Less of a play than a series of observations surrounding the implications of a one-night stand, “Sex With a Stranger” initially focuses on Adam (Russell Tovey) and Grace (Jaime Winstone) who meet while out clubbing. He ends up at her place, but it’s not long before we realize that other people are involved. Grace is engaged, Adam lives with musician Ruth (Naomi Sheldon).
Plot, however, is not a major concern for TV scribe Golaszewski. He’s more interested in the sub-Mike Leigh-style minutiae of his characters’ behavior, not least their understanding — or lack thereof — of the pain they cause. Like Pinter in “Betrayal,” he’s also playing with time, cutting occasionally forward but mostly backwards to scenes of domestic boredom and frustration leading up to the sex.

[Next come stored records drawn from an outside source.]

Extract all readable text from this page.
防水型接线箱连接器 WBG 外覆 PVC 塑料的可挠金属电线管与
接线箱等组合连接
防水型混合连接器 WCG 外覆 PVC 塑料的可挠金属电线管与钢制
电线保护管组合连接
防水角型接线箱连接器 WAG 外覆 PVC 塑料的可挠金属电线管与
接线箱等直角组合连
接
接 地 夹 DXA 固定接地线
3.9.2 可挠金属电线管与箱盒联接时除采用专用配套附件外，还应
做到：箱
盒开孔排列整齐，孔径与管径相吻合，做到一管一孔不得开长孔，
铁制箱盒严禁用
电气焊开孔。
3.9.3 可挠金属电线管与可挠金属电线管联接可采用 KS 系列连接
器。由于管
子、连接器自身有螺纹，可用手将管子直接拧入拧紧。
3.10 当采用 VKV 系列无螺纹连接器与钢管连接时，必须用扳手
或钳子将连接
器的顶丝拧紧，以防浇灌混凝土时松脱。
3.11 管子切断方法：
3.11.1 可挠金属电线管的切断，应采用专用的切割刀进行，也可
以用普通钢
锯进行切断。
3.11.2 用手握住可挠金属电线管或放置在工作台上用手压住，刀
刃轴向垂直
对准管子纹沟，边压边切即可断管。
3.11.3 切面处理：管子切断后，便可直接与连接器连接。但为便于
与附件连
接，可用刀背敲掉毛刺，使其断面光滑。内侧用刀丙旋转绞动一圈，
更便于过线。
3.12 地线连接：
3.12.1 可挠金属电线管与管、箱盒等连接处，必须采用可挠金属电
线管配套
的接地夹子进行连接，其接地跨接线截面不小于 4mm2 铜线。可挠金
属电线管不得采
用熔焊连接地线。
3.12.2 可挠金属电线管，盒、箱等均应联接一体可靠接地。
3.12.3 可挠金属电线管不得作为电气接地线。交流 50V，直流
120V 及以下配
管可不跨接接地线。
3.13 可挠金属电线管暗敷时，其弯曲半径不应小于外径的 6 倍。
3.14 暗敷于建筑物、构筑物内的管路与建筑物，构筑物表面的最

All of this would be entirely valid were it handled with greater insight or attack. As it is, Golaszewski’s highly self-conscious approach presents scenes in dozens of tiny snapshots that underline the writer’s intentions more than creating genuine engagement with the characters’ plights.
Many of the jump-cuts only inch scenes forward. The seemingly random timing of the edit points for these tiny scenes may be intentional — it delineates the shapelessness of these lives — but there’s no reason for monotonous lives to be presented with such dramatic monotony.
Other scenes are directed to drag on interminably, repeatedly making the same point that these characters cannot articulate their helplessness. The rhythm of the evening feels like a student’s first feature film in which all the close-up reaction shots are twice the length they need be.
Winstone gives Grace an artless, brash disposition that adds spark to the proceedings. Naomi Sheldon does plaintive very well and keeps her throughline going even when suffering from painfully over-extended directorial pacing. The evening belongs, however, to Tovey (“Being Human”), whose quiet strength brings consistency to a character whose behavior as written doesn’t properly hang together. Collectively, it’s abundantly clear that the actors don’t patronize the characters. But, unintentionally or not, there’s a distinct impression that the writer does.